Any of the books in David Gemmell's "Drenai" series would probably satisfy you. (Standard length novels.)

For more classic reads, the "Fafhryd and the Grey Mouser" series by Fritz Leiber and the "Elric Saga" by Michael Moorcock are both classics in the Heroic Fantasy genre. All of these are episodic and individual stories are novelettes.


----------



## Caragula (Jan 27, 2015)

Gardens of the Moon by Steven Erikson.  It's not setting me alight, but it's certainly a deeply realised world that is just non-stop hardbitten heroes and gods and magicians all involved in a continent wide war.


----------



## Atlantean (Jan 30, 2015)

Thanks for the recommendations guys, I will have a good look over them today. I also found a cool series that I am thinking of getting into, it's called Dragonlance.


----------



## Dave Watson (Jan 30, 2015)

Another shout for David Gemmell and Joe Abercrombie. Damn good swashbuckling fun.


----------



## Morkonan (Feb 3, 2015)

Atlantean said:


> ... I also found a cool series that I am thinking of getting into, it's called Dragonlance.

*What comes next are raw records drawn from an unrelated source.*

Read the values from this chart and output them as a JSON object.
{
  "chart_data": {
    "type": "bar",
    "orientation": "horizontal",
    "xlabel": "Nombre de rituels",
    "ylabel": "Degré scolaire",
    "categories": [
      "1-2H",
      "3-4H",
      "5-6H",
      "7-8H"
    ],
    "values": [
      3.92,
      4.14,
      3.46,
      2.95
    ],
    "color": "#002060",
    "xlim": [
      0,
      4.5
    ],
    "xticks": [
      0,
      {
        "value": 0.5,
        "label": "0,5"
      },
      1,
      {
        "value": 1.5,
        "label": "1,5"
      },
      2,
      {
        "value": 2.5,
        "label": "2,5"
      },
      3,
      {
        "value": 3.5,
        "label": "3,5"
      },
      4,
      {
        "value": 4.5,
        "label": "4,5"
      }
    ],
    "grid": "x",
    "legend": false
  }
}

I remember it well. Dragonlance is a good example of YA Fantasy. It has its dark moments, though. Many would call it a bit formulaic, but it's entertaining and manages to string together several long-term plots over a long series of books. That was somewhat unusual for that sort of genre at the time. (Gaming IP) The series also went through a reprinting a couple of years ago, IIRC, introducing new readers to their world. Weiss and Hickman are an excellent team. If you like these stories, I recommend picking up their "The Death Gate Cycle."


----------



## Merchen (Mar 8, 2015)

I love Glen Cook's Black Company. For me those books were amazing. I even enjoyed "The Wheel of Time" at least for the four books, but I tend to lose interest in overly drawn out series. After about 8 books, It is almost a chore for me to finish. The Swords of Shanarra are suppose to be really good and people adore them. Me I have tried to read them about four or five times and I just can't get into them. 

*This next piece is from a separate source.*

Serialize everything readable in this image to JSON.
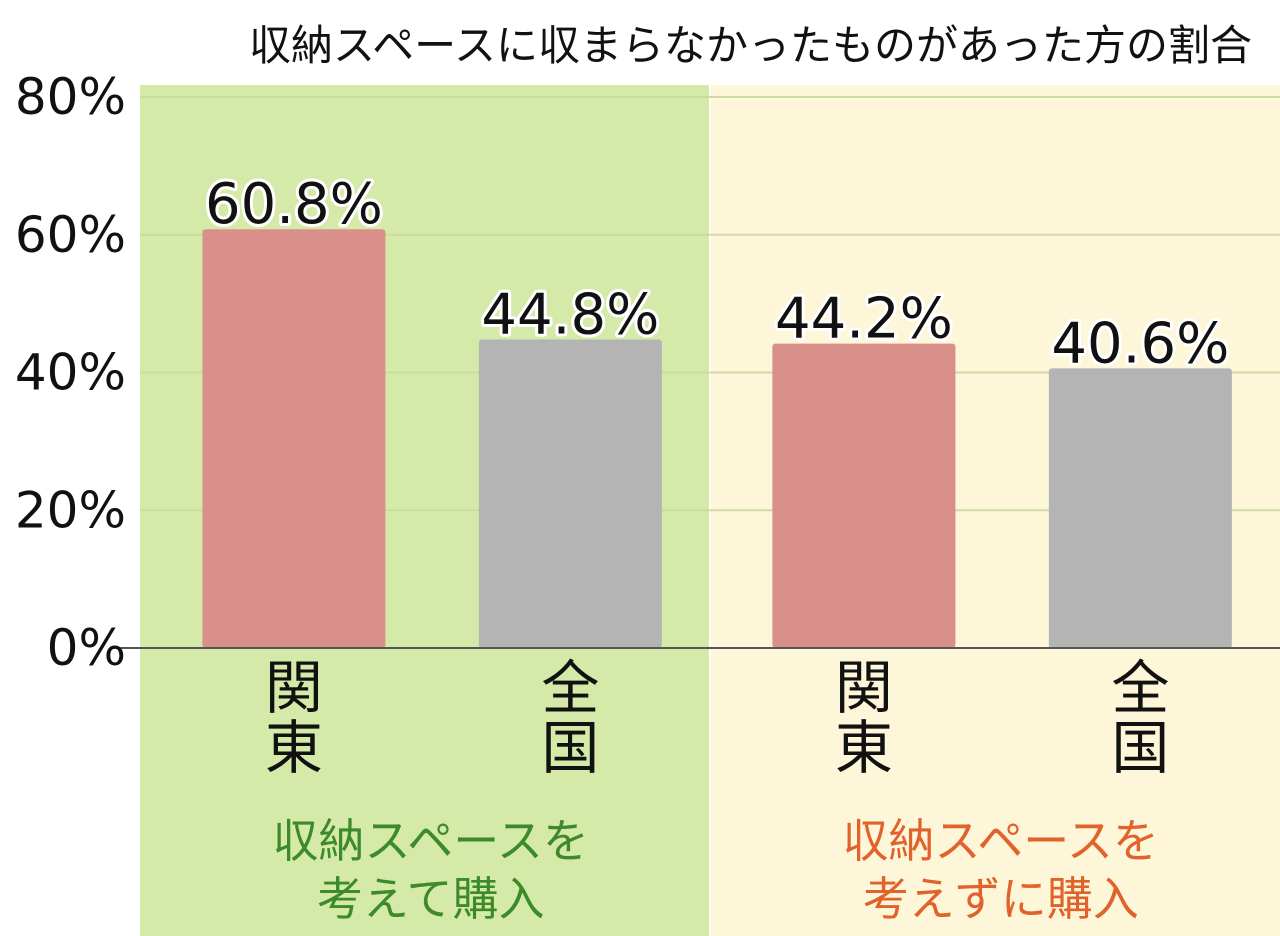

I enjoyed the Dragonlance books, again the first three then after that I never finished the series. I remember feeling very emotional when reading the first book.


----------



## Charlaux (Mar 9, 2015)

Atlantean said:


> Thanks for the recommendations guys, I will have a good look over them today. I also found a cool series that I am thinking of getting into, it's called Dragonlance.




Was just about to recommend that. Definitely recommend, depending on how dark you like your fantasy. (Dragonlance isn't dark, but it has all the things you mentioned looking for.)


----------